Singing a MIS

TL;DR

This paper introduces the singing model, a broadcast framework where agents emit multiple notes to coordinate in dynamic, asynchronous, and fault-prone networks, achieving fast convergence to a maximal independent set.

Contribution

It presents the first logarithmic-time protocol for MIS in dynamic, network-oblivious settings using the singing model, generalizing the beeping model.

Findings

Converges in O(log n) time with high probability.

Works in asynchronous, dynamic, and fault-prone networks.
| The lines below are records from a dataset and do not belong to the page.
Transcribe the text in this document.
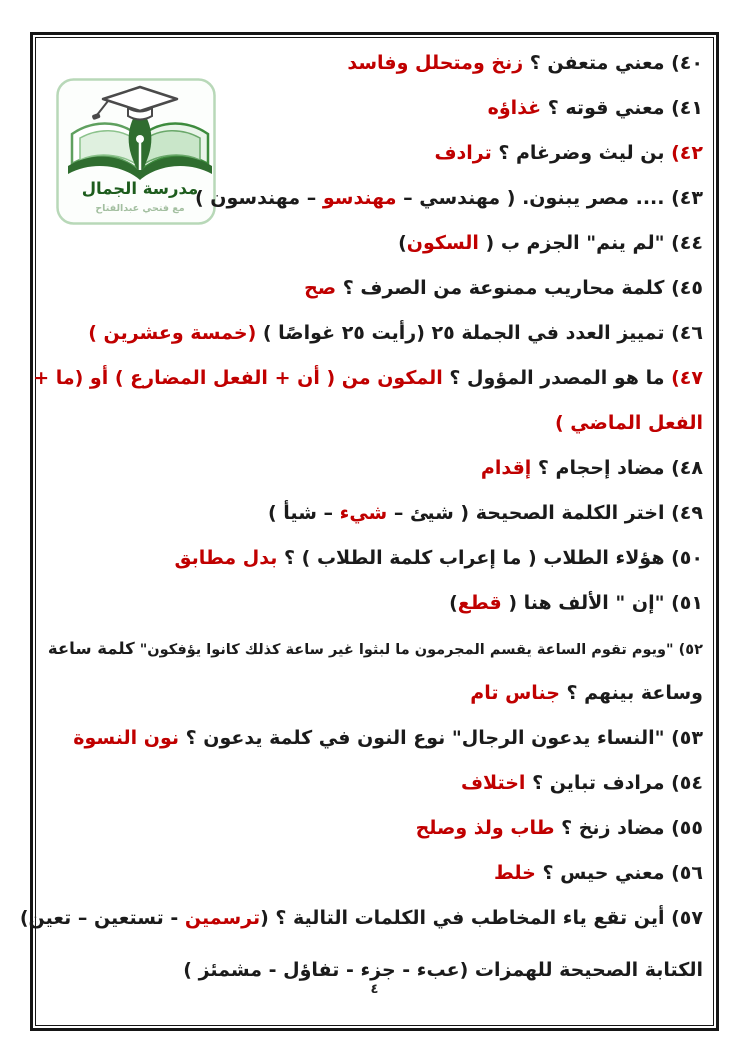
مدرسة الجمال
مع فتحي عبدالفتاح
٤٠) معني متعفن ؟ زنخ ومتحلل وفاسد
٤١) معني قوته ؟ غذاؤه
٤٢) بن ليث وضرغام ؟ ترادف
٤٣) .... مصر يبنون. ( مهندسي – مهندسو – مهندسون )
٤٤) "لم ينم" الجزم ب ( السكون)
٤٥) كلمة محاريب ممنوعة من الصرف ؟ صح
٤٦) تمييز العدد في الجملة ٢٥ (رأيت ٢٥ غواصًا ) (خمسة وعشرين )
٤٧) ما هو المصدر المؤول ؟ المكون من ( أن + الفعل المضارع ) أو (ما +
الفعل الماضي )
٤٨) مضاد إحجام ؟ إقدام
٤٩) اختر الكلمة الصحيحة ( شيئ – شيء – شيأ )
٥٠) هؤلاء الطلاب ( ما إعراب كلمة الطلاب ) ؟ بدل مطابق
٥١) "إن " الألف هنا ( قطع)
٥٢) "ويوم تقوم الساعة يقسم المجرمون ما لبثوا غير ساعة كذلك كانوا يؤفكون" كلمة ساعة
وساعة بينهم ؟ جناس تام
٥٣) "النساء يدعون الرجال" نوع النون في كلمة يدعون ؟ نون النسوة
٥٤) مرادف تباين ؟ اختلاف
٥٥) مضاد زنخ ؟ طاب ولذ وصلح
٥٦) معني حيس ؟ خلط
٥٧) أين تقع ياء المخاطب في الكلمات التالية ؟ (ترسمين - تستعين – تعين)
الكتابة الصحيحة للهمزات (عبء - جزء - تفاؤل - مشمئز )
٤
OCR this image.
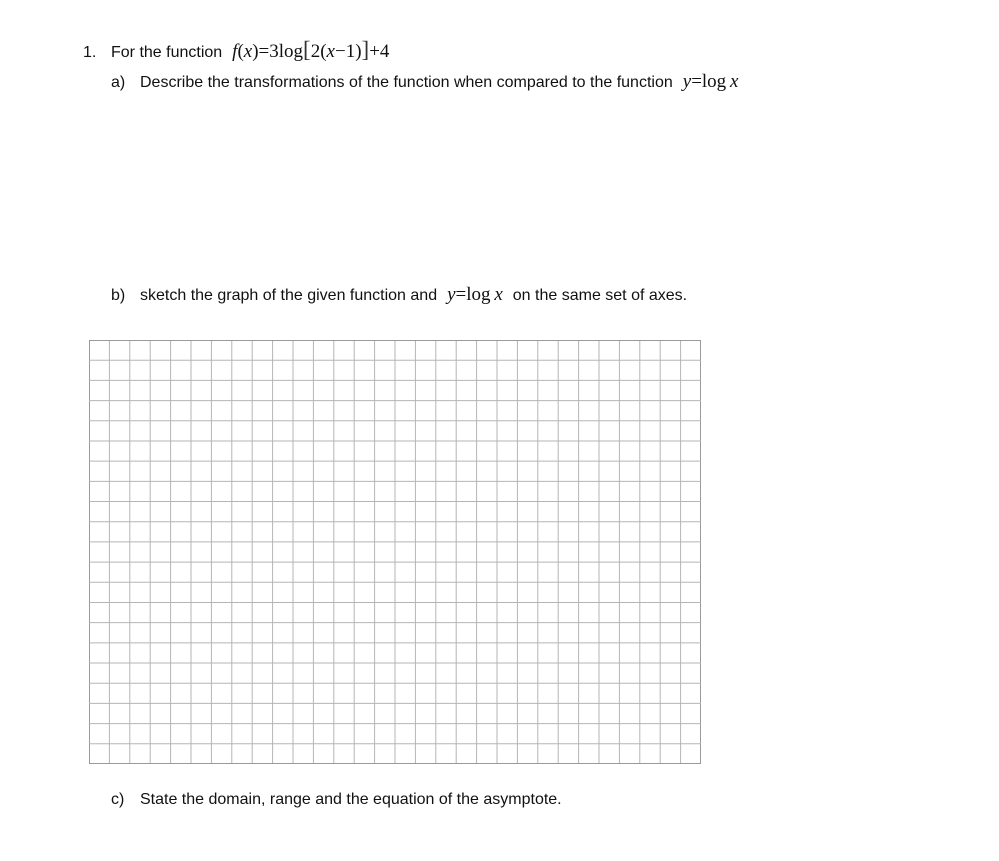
1. For the function f(x)=3log[2(x−1)]+4
a) Describe the transformations of the function when compared to the function y=log  x
b) sketch the graph of the given function and y=log  x on the same set of axes.
c) State the domain, range and the equation of the asymptote.
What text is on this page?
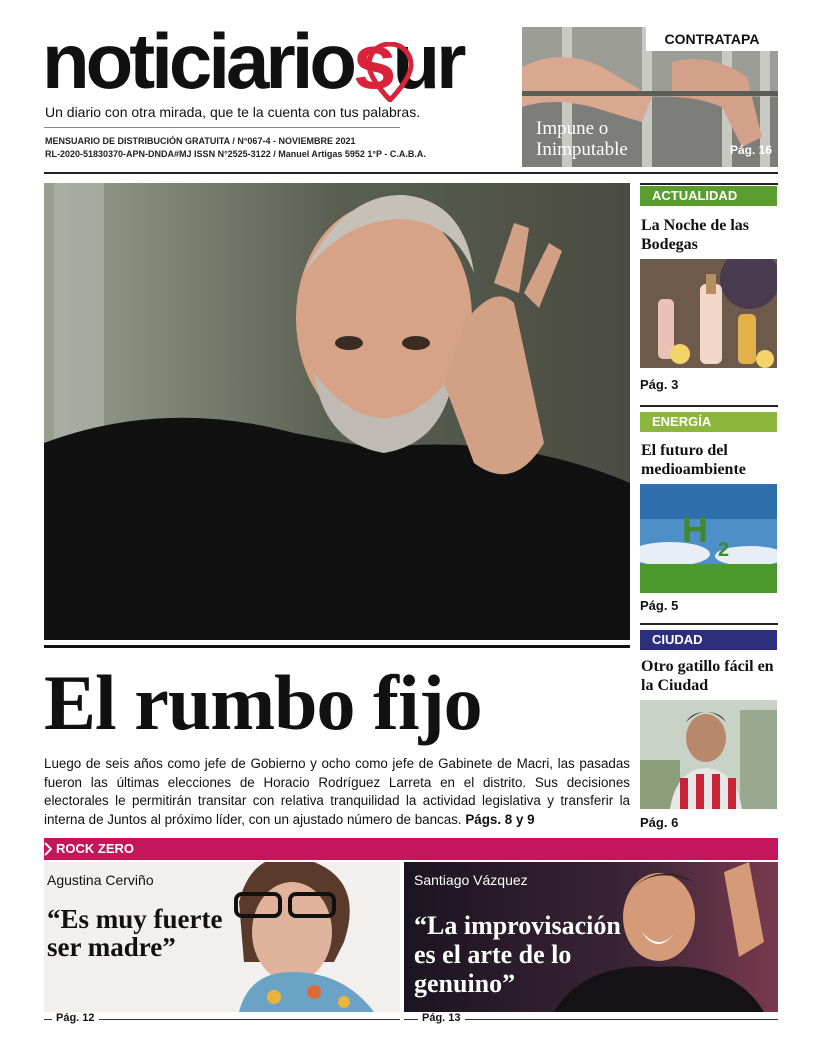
noticiariosur
Un diario con otra mirada, que te la cuenta con tus palabras.
MENSUARIO DE DISTRIBUCIÓN GRATUITA / N°067-4 - NOVIEMBRE 2021
RL-2020-51830370-APN-DNDA#MJ ISSN N°2525-3122 / Manuel Artigas 5952 1°P - C.A.B.A.
CONTRATAPA
Impune o
Inimputable	Pág. 16
El rumbo fijo
Luego de seis años como jefe de Gobierno y ocho como jefe de Gabinete de Macri, las pasadas fueron las últimas elecciones de Horacio Rodríguez Larreta en el distrito. Sus decisiones electorales le permitirán transitar con relativa tranquilidad la actividad legislativa y transferir la interna de Juntos al próximo líder, con un ajustado número de bancas. Págs. 8 y 9
ACTUALIDAD
La Noche de las Bodegas
Pág. 3
ENERGÍA
El futuro del medioambiente
H 2
Pág. 5
CIUDAD
Otro gatillo fácil en la Ciudad
Pág. 6
ROCK ZERO
Agustina Cerviño
“Es muy fuerte
ser madre”
Santiago Vázquez
“La improvisación
es el arte de lo
genuino”
Pág. 12	Pág. 13
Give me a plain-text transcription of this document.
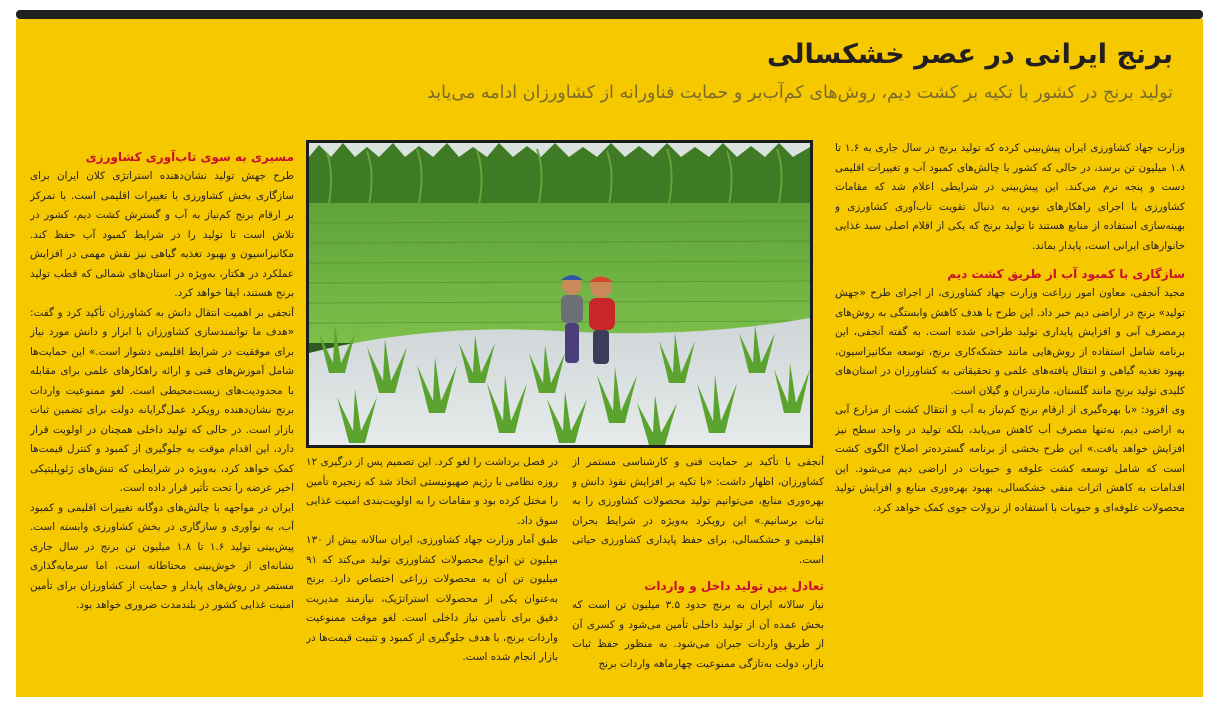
برنج ایرانی در عصر خشکسالی
تولید برنج در کشور با تکیه بر کشت دیم، روش‌های کم‌آب‌بر و حمایت فناورانه از کشاورزان ادامه می‌یابد

وزارت جهاد کشاورزی ایران پیش‌بینی کرده که تولید برنج در سال جاری به ۱.۶ تا ۱.۸ میلیون تن برسد، در حالی که کشور با چالش‌های کمبود آب و تغییرات اقلیمی دست و پنجه نرم می‌کند. این پیش‌بینی در شرایطی اعلام شد که مقامات کشاورزی با اجرای راهکارهای نوین، به دنبال تقویت تاب‌آوری کشاورزی و بهینه‌سازی استفاده از منابع هستند تا تولید برنج که یکی از اقلام اصلی سبد غذایی خانوارهای ایرانی است، پایدار بماند.

سازگاری با کمبود آب از طریق کشت دیم

مجید آنجفی، معاون امور زراعت وزارت جهاد کشاورزی، از اجرای طرح «جهش تولید» برنج در اراضی دیم خبر داد. این طرح با هدف کاهش وابستگی به روش‌های پرمصرف آبی و افزایش پایداری تولید طراحی شده است. به گفته آنجفی، این برنامه شامل استفاده از روش‌هایی مانند خشکه‌کاری برنج، توسعه مکانیزاسیون، بهبود تغذیه گیاهی و انتقال یافته‌های علمی و تحقیقاتی به کشاورزان در استان‌های کلیدی تولید برنج مانند گلستان، مازندران و گیلان است.

وی افزود: «با بهره‌گیری از ارقام برنج کم‌نیاز به آب و انتقال کشت از مزارع آبی به اراضی دیم، نه‌تنها مصرف آب کاهش می‌یابد، بلکه تولید در واحد سطح نیز افزایش خواهد یافت.» این طرح بخشی از برنامه گسترده‌تر اصلاح الگوی کشت است که شامل توسعه کشت علوفه و حبوبات در اراضی دیم می‌شود. این اقدامات به کاهش اثرات منفی خشکسالی، بهبود بهره‌وری منابع و افزایش تولید محصولات علوفه‌ای و حبوبات با استفاده از نزولات جوی کمک خواهد کرد.

آنجفی با تأکید بر حمایت فنی و کارشناسی مستمر از کشاورزان، اظهار داشت: «با تکیه بر افزایش نفوذ دانش و بهره‌وری منابع، می‌توانیم تولید محصولات کشاورزی را به ثبات برسانیم.» این رویکرد به‌ویژه در شرایط بحران اقلیمی و خشکسالی، برای حفظ پایداری کشاورزی حیاتی است.

تعادل بین تولید داخل و واردات

نیاز سالانه ایران به برنج حدود ۳.۵ میلیون تن است که بخش عمده آن از تولید داخلی تأمین می‌شود و کسری آن از طریق واردات جبران می‌شود. به منظور حفظ ثبات بازار، دولت به‌تازگی ممنوعیت چهارماهه واردات برنج

در فصل برداشت را لغو کرد. این تصمیم پس از درگیری ۱۲ روزه نظامی با رژیم صهیونیستی اتخاذ شد که زنجیره تأمین را مختل کرده بود و مقامات را به اولویت‌بندی امنیت غذایی سوق داد.

طبق آمار وزارت جهاد کشاورزی، ایران سالانه بیش از ۱۳۰ میلیون تن انواع محصولات کشاورزی تولید می‌کند که ۹۱ میلیون تن آن به محصولات زراعی اختصاص دارد. برنج به‌عنوان یکی از محصولات استراتژیک، نیازمند مدیریت دقیق برای تأمین نیاز داخلی است. لغو موقت ممنوعیت واردات برنج، با هدف جلوگیری از کمبود و تثبیت قیمت‌ها در بازار انجام شده است.

مسیری به سوی تاب‌آوری کشاورزی

طرح جهش تولید نشان‌دهنده استراتژی کلان ایران برای سازگاری بخش کشاورزی با تغییرات اقلیمی است. با تمرکز بر ارقام برنج کم‌نیاز به آب و گسترش کشت دیم، کشور در تلاش است تا تولید را در شرایط کمبود آب حفظ کند. مکانیزاسیون و بهبود تغذیه گیاهی نیز نقش مهمی در افزایش عملکرد در هکتار، به‌ویژه در استان‌های شمالی که قطب تولید برنج هستند، ایفا خواهد کرد.

آنجفی بر اهمیت انتقال دانش به کشاورزان تأکید کرد و گفت: «هدف ما توانمندسازی کشاورزان با ابزار و دانش مورد نیاز برای موفقیت در شرایط اقلیمی دشوار است.» این حمایت‌ها شامل آموزش‌های فنی و ارائه راهکارهای علمی برای مقابله با محدودیت‌های زیست‌محیطی است. لغو ممنوعیت واردات برنج نشان‌دهنده رویکرد عمل‌گرایانه دولت برای تضمین ثبات بازار است. در حالی که تولید داخلی همچنان در اولویت قرار دارد، این اقدام موقت به جلوگیری از کمبود و کنترل قیمت‌ها کمک خواهد کرد، به‌ویژه در شرایطی که تنش‌های ژئوپلیتیکی اخیر عرضه را تحت تأثیر قرار داده است.

ایران در مواجهه با چالش‌های دوگانه تغییرات اقلیمی و کمبود آب، به نوآوری و سازگاری در بخش کشاورزی وابسته است. پیش‌بینی تولید ۱.۶ تا ۱.۸ میلیون تن برنج در سال جاری نشانه‌ای از خوش‌بینی محتاطانه است، اما سرمایه‌گذاری مستمر در روش‌های پایدار و حمایت از کشاورزان برای تأمین امنیت غذایی کشور در بلندمدت ضروری خواهد بود.
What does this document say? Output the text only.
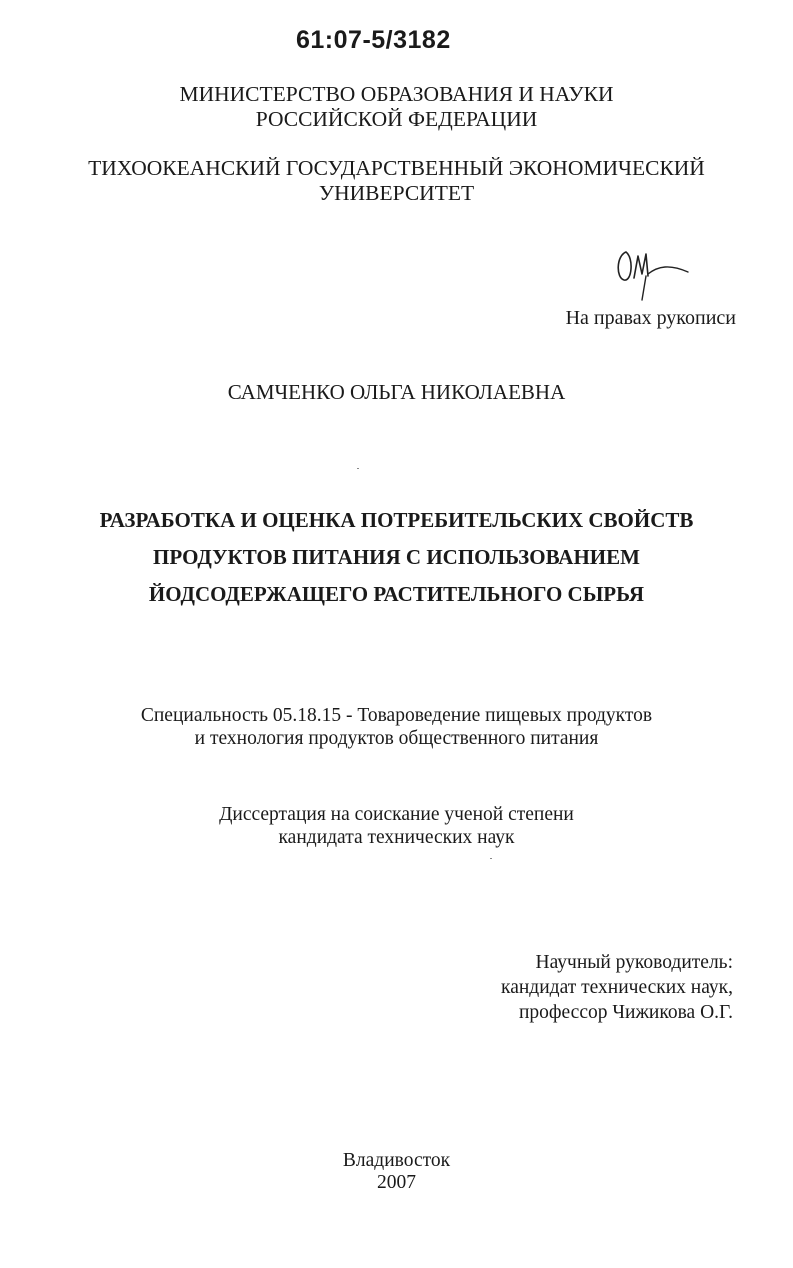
61:07-5/3182
МИНИСТЕРСТВО ОБРАЗОВАНИЯ И НАУКИ
РОССИЙСКОЙ ФЕДЕРАЦИИ
ТИХООКЕАНСКИЙ ГОСУДАРСТВЕННЫЙ ЭКОНОМИЧЕСКИЙ
УНИВЕРСИТЕТ
На правах рукописи
САМЧЕНКО ОЛЬГА НИКОЛАЕВНА
РАЗРАБОТКА И ОЦЕНКА ПОТРЕБИТЕЛЬСКИХ СВОЙСТВ
ПРОДУКТОВ ПИТАНИЯ С ИСПОЛЬЗОВАНИЕМ
ЙОДСОДЕРЖАЩЕГО РАСТИТЕЛЬНОГО СЫРЬЯ
Специальность 05.18.15 - Товароведение пищевых продуктов
и технология продуктов общественного питания
Диссертация на соискание ученой степени
кандидата технических наук
Научный руководитель:
кандидат технических наук,
профессор Чижикова О.Г.
Владивосток
2007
First to achieve logarithmic MIS convergence in such settings.

Abstract

We introduce a broadcast model called the singing model, where agents are oblivious of the size and structure of the communication network, even their immediate neighborhood. Agents can sing multiple notes which are heard by their neighbors. The model is a generalization of the beeping model, where agents can only emit sound at a single frequency. We give a simple and natural protocol where agents compete with their neighbors and their strength is reflected in the number of notes they sing. It converges in $O(log(n))$ time with high probability, where $n$ is the number of agents in the network. The protocol works in an asynchronous model where rounds vary in length and have different start times. It works with completely dynamic networks where agents can be faulty. The protocol is the first to converge to an MIS in logarithmic time for dynamic networks in a network oblivious model.